Placebo reactions in double-blind, placebo-controlled food challenges in children
Article first published online: 6 JUL 2007
Volume 62, Issue 8, pages 905–912, August 2007
How to Cite
Vlieg-Boerstra, B. J., Van Der Heide, S., Bijleveld, C. M. A., Kukler, J., Duiverman, E. J. and Dubois, A. E. J. (2007), Placebo reactions in double-blind, placebo-controlled food challenges in children. Allergy, 62: 905–912. doi: 10.1111/j.1398-9995.2007.01430.x
- Issue published online: 6 JUL 2007
- Article first published online: 6 JUL 2007
- Accepted for publication 16 April 2007
- double-blind, placebo-controlled food challenge;
- food allergy;
- food challenge;
- placebo event
Background: A cardinal feature of the double-blind, placebo-controlled food challenge (DBPCFC) is that placebo administration is included as a control.

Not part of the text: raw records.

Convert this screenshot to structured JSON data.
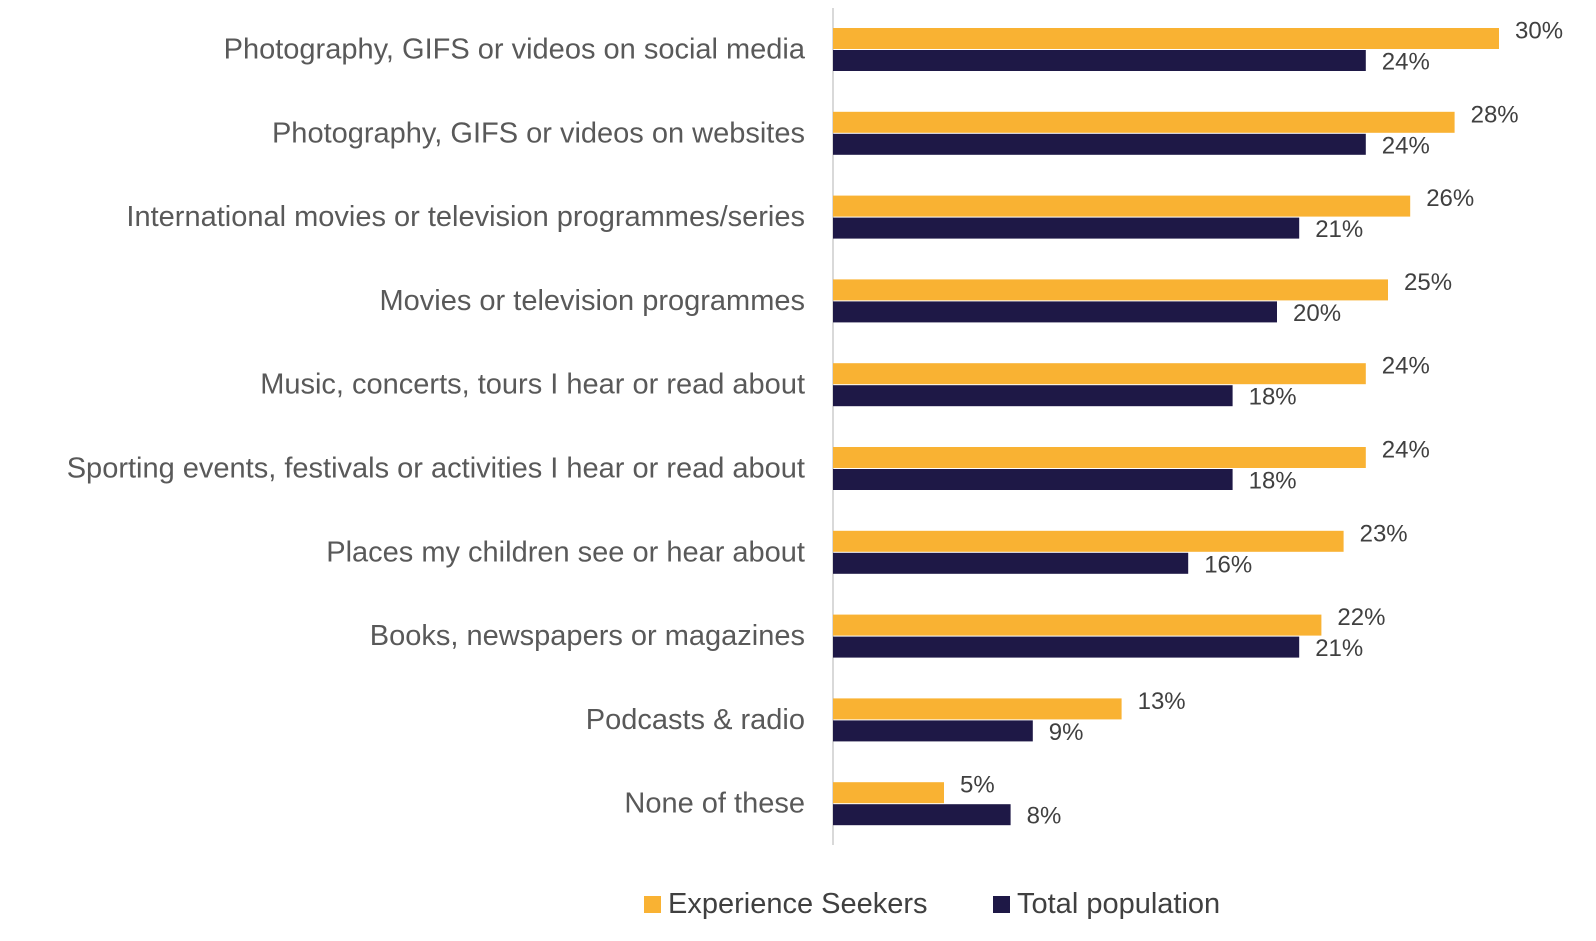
{
  "chart_data": {
    "type": "bar",
    "orientation": "horizontal",
    "categories": [
      "Photography, GIFS or videos on social media",
      "Photography, GIFS or videos on websites",
      "International movies or television programmes/series",
      "Movies or television programmes",
      "Music, concerts, tours I hear or read about",
      "Sporting events, festivals or activities I hear or read about",
      "Places my children see or hear about",
      "Books, newspapers or magazines",
      "Podcasts & radio",
      "None of these"
    ],
    "series": [
      {
        "name": "Experience Seekers",
        "color": "#F9B233",
        "values": [
          30,
          28,
          26,
          25,
          24,
          24,
          23,
          22,
          13,
          5
        ],
        "labels": [
          "30%",
          "28%",
          "26%",
          "25%",
          "24%",
          "24%",
          "23%",
          "22%",
          "13%",
          "5%"
        ]
      },
      {
        "name": "Total population",
        "color": "#1E1846",
        "values": [
          24,
          24,
          21,
          20,
          18,
          18,
          16,
          21,
          9,
          8
        ],
        "labels": [
          "24%",
          "24%",
          "21%",
          "20%",
          "18%",
          "18%",
          "16%",
          "21%",
          "9%",
          "8%"
        ]
      }
    ],
    "title": "",
    "xlabel": "",
    "ylabel": "",
    "xlim": [
      0,
      30
    ],
    "grid": false,
    "legend": "bottom",
    "axis_color": "#D9D9D9"
  }
}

To date, the occurrence and diagnostic significance of placebo events have not extensively been documented.
Objective: To analyse the occurrence and features of placebo events in DBPCFCs and to assess their contribution to the diagnostic accuracy of the DBPCFC in children.
Methods: The study population consisted of 132 challenges in 105 sensitized children (age range 0.7–16.6 years, median 5.3 years), who underwent DBPCFCs with cow’s milk, egg, peanut, hazelnut and soy. Placebo and active food challenges were performed on different days.
Results: A total number of 17 (12.9%) positive placebo events occurred, which could be classified as immediate (9/17), late-onset (8/17), objective (11/17) or subjective (6/17). Four of 74 (5.4%) positive active food challenges were revealed to be false positive by administration of a placebo challenge. This is 3% (4/132) of all challenges. When computed by a statistical model, the false positive rate was 0.129 (12.9% of all challenges).
Conclusion: Placebo events with diverse clinical characteristics occur in DBPCFCs in a significant number of children. The diagnostic significance of the administration of a placebo challenge is first, to identify false positive diagnoses in DBPCFCs by refuting false positive tests in individual patients. Secondly, to allow for blinding of the active food challenge. Thirdly, applying a statistical model demonstrates that some positive challenges may be false positive and that the test may need to be repeated in selected cases.